In play, however, the game is far more breezy and colourful than Infinity Ward's work, with zip-wires, loot drops, taunt animations and collectible relics (which unlock new clothes and emblems) to upset the familiarity of the competition. The success of the beta has proven this aspect of the game (which, avatars and controls aside, can at times feel like a separate game altogether) and it's here that, as so often is the case with contemporary blockbusters, the longevity is to be found. A short and sweet co-op adventure adds further interest, with perks and treasure drops to introduce a competitive element to the otherwise co-operative play arc.

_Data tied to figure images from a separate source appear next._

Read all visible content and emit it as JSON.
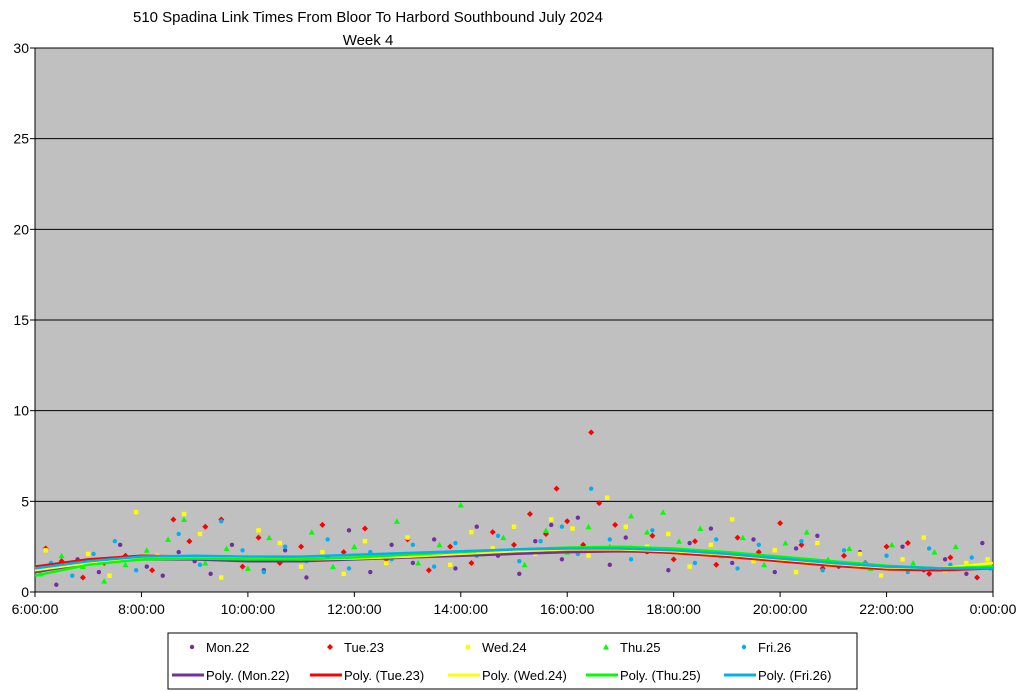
{
  "chart_data": {
    "type": "scatter",
    "title": "510 Spadina Link Times From Bloor To Harbord Southbound July 2024",
    "subtitle": "Week 4",
    "xlabel": "",
    "ylabel": "",
    "xlim": [
      "6:00:00",
      "0:00:00"
    ],
    "ylim": [
      0,
      30
    ],
    "y_ticks": [
      "0",
      "5",
      "10",
      "15",
      "20",
      "25",
      "30"
    ],
    "x_ticks": [
      "6:00:00",
      "8:00:00",
      "10:00:00",
      "12:00:00",
      "14:00:00",
      "16:00:00",
      "18:00:00",
      "20:00:00",
      "22:00:00",
      "0:00:00"
    ],
    "grid": true,
    "plot_background": "#c0c0c0",
    "legend_position": "bottom",
    "series": [
      {
        "name": "Mon.22",
        "marker": "circle",
        "color": "#7030a0",
        "points": [
          [
            6.1,
            1.3
          ],
          [
            6.4,
            0.4
          ],
          [
            6.8,
            1.8
          ],
          [
            7.2,
            1.1
          ],
          [
            7.6,
            2.6
          ],
          [
            8.1,
            1.4
          ],
          [
            8.4,
            0.9
          ],
          [
            8.7,
            2.2
          ],
          [
            9.0,
            1.7
          ],
          [
            9.3,
            1.0
          ],
          [
            9.7,
            2.6
          ],
          [
            10.0,
            1.9
          ],
          [
            10.3,
            1.2
          ],
          [
            10.7,
            2.3
          ],
          [
            11.1,
            0.8
          ],
          [
            11.5,
            1.9
          ],
          [
            11.9,
            3.4
          ],
          [
            12.3,
            1.1
          ],
          [
            12.7,
            2.6
          ],
          [
            13.1,
            1.6
          ],
          [
            13.5,
            2.9
          ],
          [
            13.9,
            1.3
          ],
          [
            14.3,
            3.6
          ],
          [
            14.7,
            2.0
          ],
          [
            15.1,
            1.0
          ],
          [
            15.4,
            2.8
          ],
          [
            15.7,
            3.7
          ],
          [
            15.9,
            1.8
          ],
          [
            16.2,
            4.1
          ],
          [
            16.5,
            2.4
          ],
          [
            16.8,
            1.5
          ],
          [
            17.1,
            3.0
          ],
          [
            17.5,
            2.2
          ],
          [
            17.9,
            1.2
          ],
          [
            18.3,
            2.7
          ],
          [
            18.7,
            3.5
          ],
          [
            19.1,
            1.6
          ],
          [
            19.5,
            2.9
          ],
          [
            19.9,
            1.1
          ],
          [
            20.3,
            2.4
          ],
          [
            20.7,
            3.1
          ],
          [
            21.1,
            1.4
          ],
          [
            21.5,
            2.2
          ],
          [
            21.9,
            0.9
          ],
          [
            22.3,
            2.5
          ],
          [
            22.7,
            1.2
          ],
          [
            23.1,
            1.8
          ],
          [
            23.5,
            1.0
          ],
          [
            23.8,
            2.7
          ]
        ]
      },
      {
        "name": "Tue.23",
        "marker": "diamond",
        "color": "#ff0000",
        "points": [
          [
            6.2,
            2.4
          ],
          [
            6.5,
            1.7
          ],
          [
            6.9,
            0.8
          ],
          [
            7.3,
            1.6
          ],
          [
            7.7,
            2.0
          ],
          [
            8.2,
            1.2
          ],
          [
            8.6,
            4.0
          ],
          [
            8.9,
            2.8
          ],
          [
            9.2,
            3.6
          ],
          [
            9.5,
            4.0
          ],
          [
            9.9,
            1.4
          ],
          [
            10.2,
            3.0
          ],
          [
            10.6,
            1.6
          ],
          [
            11.0,
            2.5
          ],
          [
            11.4,
            3.7
          ],
          [
            11.8,
            2.2
          ],
          [
            12.2,
            3.5
          ],
          [
            12.6,
            1.8
          ],
          [
            13.0,
            2.9
          ],
          [
            13.4,
            1.2
          ],
          [
            13.8,
            2.5
          ],
          [
            14.2,
            1.6
          ],
          [
            14.6,
            3.3
          ],
          [
            15.0,
            2.6
          ],
          [
            15.3,
            4.3
          ],
          [
            15.6,
            3.2
          ],
          [
            15.8,
            5.7
          ],
          [
            16.0,
            3.9
          ],
          [
            16.3,
            2.6
          ],
          [
            16.45,
            8.8
          ],
          [
            16.6,
            4.9
          ],
          [
            16.9,
            3.7
          ],
          [
            17.2,
            2.4
          ],
          [
            17.6,
            3.1
          ],
          [
            18.0,
            1.8
          ],
          [
            18.4,
            2.8
          ],
          [
            18.8,
            1.5
          ],
          [
            19.2,
            3.0
          ],
          [
            19.6,
            2.2
          ],
          [
            20.0,
            3.8
          ],
          [
            20.4,
            2.6
          ],
          [
            20.8,
            1.3
          ],
          [
            21.2,
            2.0
          ],
          [
            21.6,
            1.6
          ],
          [
            22.0,
            2.5
          ],
          [
            22.4,
            2.7
          ],
          [
            22.8,
            1.0
          ],
          [
            23.2,
            1.9
          ],
          [
            23.7,
            0.8
          ]
        ]
      },
      {
        "name": "Wed.24",
        "marker": "square",
        "color": "#ffff00",
        "points": [
          [
            6.2,
            2.3
          ],
          [
            6.6,
            1.5
          ],
          [
            7.0,
            2.1
          ],
          [
            7.4,
            0.9
          ],
          [
            7.9,
            4.4
          ],
          [
            8.3,
            2.0
          ],
          [
            8.8,
            4.3
          ],
          [
            9.1,
            3.2
          ],
          [
            9.5,
            0.8
          ],
          [
            9.8,
            1.9
          ],
          [
            10.2,
            3.4
          ],
          [
            10.6,
            2.7
          ],
          [
            11.0,
            1.4
          ],
          [
            11.4,
            2.2
          ],
          [
            11.8,
            1.0
          ],
          [
            12.2,
            2.8
          ],
          [
            12.6,
            1.6
          ],
          [
            13.0,
            3.0
          ],
          [
            13.4,
            2.0
          ],
          [
            13.8,
            1.5
          ],
          [
            14.2,
            3.3
          ],
          [
            14.6,
            2.4
          ],
          [
            15.0,
            3.6
          ],
          [
            15.4,
            2.1
          ],
          [
            15.7,
            4.0
          ],
          [
            16.1,
            3.5
          ],
          [
            16.4,
            2.0
          ],
          [
            16.75,
            5.2
          ],
          [
            17.1,
            3.6
          ],
          [
            17.5,
            2.5
          ],
          [
            17.9,
            3.2
          ],
          [
            18.3,
            1.4
          ],
          [
            18.7,
            2.6
          ],
          [
            19.1,
            4.0
          ],
          [
            19.5,
            1.7
          ],
          [
            19.9,
            2.3
          ],
          [
            20.3,
            1.1
          ],
          [
            20.7,
            2.7
          ],
          [
            21.1,
            1.5
          ],
          [
            21.5,
            2.1
          ],
          [
            21.9,
            0.9
          ],
          [
            22.3,
            1.8
          ],
          [
            22.7,
            3.0
          ],
          [
            23.1,
            1.2
          ],
          [
            23.5,
            1.6
          ],
          [
            23.9,
            1.8
          ]
        ]
      },
      {
        "name": "Thu.25",
        "marker": "triangle",
        "color": "#00ff00",
        "points": [
          [
            6.1,
            1.0
          ],
          [
            6.5,
            2.0
          ],
          [
            6.9,
            1.4
          ],
          [
            7.3,
            0.6
          ],
          [
            7.7,
            1.5
          ],
          [
            8.1,
            2.3
          ],
          [
            8.5,
            2.9
          ],
          [
            8.8,
            4.0
          ],
          [
            9.2,
            1.6
          ],
          [
            9.6,
            2.4
          ],
          [
            10.0,
            1.3
          ],
          [
            10.4,
            3.0
          ],
          [
            10.8,
            1.8
          ],
          [
            11.2,
            3.3
          ],
          [
            11.6,
            1.4
          ],
          [
            12.0,
            2.5
          ],
          [
            12.4,
            1.9
          ],
          [
            12.8,
            3.9
          ],
          [
            13.2,
            1.6
          ],
          [
            13.6,
            2.6
          ],
          [
            14.0,
            4.8
          ],
          [
            14.4,
            2.1
          ],
          [
            14.8,
            3.0
          ],
          [
            15.2,
            1.5
          ],
          [
            15.6,
            3.4
          ],
          [
            16.0,
            2.2
          ],
          [
            16.4,
            3.6
          ],
          [
            16.8,
            2.5
          ],
          [
            17.2,
            4.2
          ],
          [
            17.5,
            3.3
          ],
          [
            17.8,
            4.4
          ],
          [
            18.1,
            2.8
          ],
          [
            18.5,
            3.5
          ],
          [
            18.9,
            2.0
          ],
          [
            19.3,
            3.0
          ],
          [
            19.7,
            1.5
          ],
          [
            20.1,
            2.7
          ],
          [
            20.5,
            3.3
          ],
          [
            20.9,
            1.8
          ],
          [
            21.3,
            2.4
          ],
          [
            21.7,
            1.3
          ],
          [
            22.1,
            2.6
          ],
          [
            22.5,
            1.6
          ],
          [
            22.9,
            2.2
          ],
          [
            23.3,
            2.5
          ],
          [
            23.7,
            1.4
          ]
        ]
      },
      {
        "name": "Fri.26",
        "marker": "circle",
        "color": "#00b0f0",
        "points": [
          [
            6.3,
            1.6
          ],
          [
            6.7,
            0.9
          ],
          [
            7.1,
            2.1
          ],
          [
            7.5,
            2.8
          ],
          [
            7.9,
            1.2
          ],
          [
            8.3,
            1.9
          ],
          [
            8.7,
            3.2
          ],
          [
            9.1,
            1.5
          ],
          [
            9.5,
            3.9
          ],
          [
            9.9,
            2.3
          ],
          [
            10.3,
            1.1
          ],
          [
            10.7,
            2.5
          ],
          [
            11.1,
            1.7
          ],
          [
            11.5,
            2.9
          ],
          [
            11.9,
            1.3
          ],
          [
            12.3,
            2.2
          ],
          [
            12.7,
            1.8
          ],
          [
            13.1,
            2.6
          ],
          [
            13.5,
            1.4
          ],
          [
            13.9,
            2.7
          ],
          [
            14.3,
            2.0
          ],
          [
            14.7,
            3.1
          ],
          [
            15.1,
            1.7
          ],
          [
            15.5,
            2.8
          ],
          [
            15.9,
            3.6
          ],
          [
            16.2,
            2.1
          ],
          [
            16.45,
            5.7
          ],
          [
            16.8,
            2.9
          ],
          [
            17.2,
            1.8
          ],
          [
            17.6,
            3.4
          ],
          [
            18.0,
            2.3
          ],
          [
            18.4,
            1.6
          ],
          [
            18.8,
            2.9
          ],
          [
            19.2,
            1.3
          ],
          [
            19.6,
            2.6
          ],
          [
            20.0,
            1.9
          ],
          [
            20.4,
            2.8
          ],
          [
            20.8,
            1.2
          ],
          [
            21.2,
            2.3
          ],
          [
            21.6,
            1.6
          ],
          [
            22.0,
            2.0
          ],
          [
            22.4,
            1.1
          ],
          [
            22.8,
            2.4
          ],
          [
            23.2,
            1.5
          ],
          [
            23.6,
            1.9
          ],
          [
            23.95,
            1.3
          ]
        ]
      }
    ],
    "trendlines": [
      {
        "name": "Poly. (Mon.22)",
        "color": "#7030a0",
        "x": [
          6,
          7,
          8,
          9,
          10,
          11,
          12,
          13,
          14,
          15,
          16,
          17,
          18,
          19,
          20,
          21,
          22,
          23,
          24
        ],
        "y": [
          1.1,
          1.6,
          1.8,
          1.8,
          1.7,
          1.7,
          1.8,
          1.9,
          2.0,
          2.1,
          2.2,
          2.25,
          2.2,
          2.0,
          1.8,
          1.6,
          1.4,
          1.3,
          1.3
        ]
      },
      {
        "name": "Poly. (Tue.23)",
        "color": "#ff0000",
        "x": [
          6,
          7,
          8,
          9,
          10,
          11,
          12,
          13,
          14,
          15,
          16,
          17,
          18,
          19,
          20,
          21,
          22,
          23,
          24
        ],
        "y": [
          1.4,
          1.8,
          2.0,
          1.95,
          1.85,
          1.8,
          1.85,
          1.95,
          2.1,
          2.25,
          2.35,
          2.3,
          2.15,
          1.95,
          1.7,
          1.45,
          1.25,
          1.2,
          1.3
        ]
      },
      {
        "name": "Poly. (Wed.24)",
        "color": "#ffff00",
        "x": [
          6,
          7,
          8,
          9,
          10,
          11,
          12,
          13,
          14,
          15,
          16,
          17,
          18,
          19,
          20,
          21,
          22,
          23,
          24
        ],
        "y": [
          1.2,
          1.6,
          1.85,
          1.9,
          1.85,
          1.8,
          1.85,
          1.95,
          2.1,
          2.25,
          2.35,
          2.35,
          2.25,
          2.05,
          1.8,
          1.55,
          1.35,
          1.3,
          1.6
        ]
      },
      {
        "name": "Poly. (Thu.25)",
        "color": "#00ff00",
        "x": [
          6,
          7,
          8,
          9,
          10,
          11,
          12,
          13,
          14,
          15,
          16,
          17,
          18,
          19,
          20,
          21,
          22,
          23,
          24
        ],
        "y": [
          0.9,
          1.5,
          1.8,
          1.85,
          1.8,
          1.8,
          1.9,
          2.05,
          2.2,
          2.35,
          2.45,
          2.5,
          2.4,
          2.2,
          1.95,
          1.7,
          1.45,
          1.3,
          1.4
        ]
      },
      {
        "name": "Poly. (Fri.26)",
        "color": "#00b0f0",
        "x": [
          6,
          7,
          8,
          9,
          10,
          11,
          12,
          13,
          14,
          15,
          16,
          17,
          18,
          19,
          20,
          21,
          22,
          23,
          24
        ],
        "y": [
          1.3,
          1.7,
          1.95,
          2.0,
          1.95,
          1.95,
          2.05,
          2.15,
          2.25,
          2.35,
          2.4,
          2.4,
          2.3,
          2.1,
          1.85,
          1.6,
          1.4,
          1.3,
          1.3
        ]
      }
    ]
  }
}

Back in the main campaign and, as a slice of one-view entertainment, Uncharted 3 is peerless. The execution exhibits a kind of workmanship and polish way beyond the ambition of most other developers, let alone their abilities or budgets. As an expression of all that a video game could be, however, Uncharted 3 is narrow, focused and ultimately shallow. It is a majestic tribute to cinema, a movie game in the literal sense, and your enjoyment will be in precise step with your appreciation of that objective - and whether or not you believe it to be Drake's great deception, or Drake's great delight.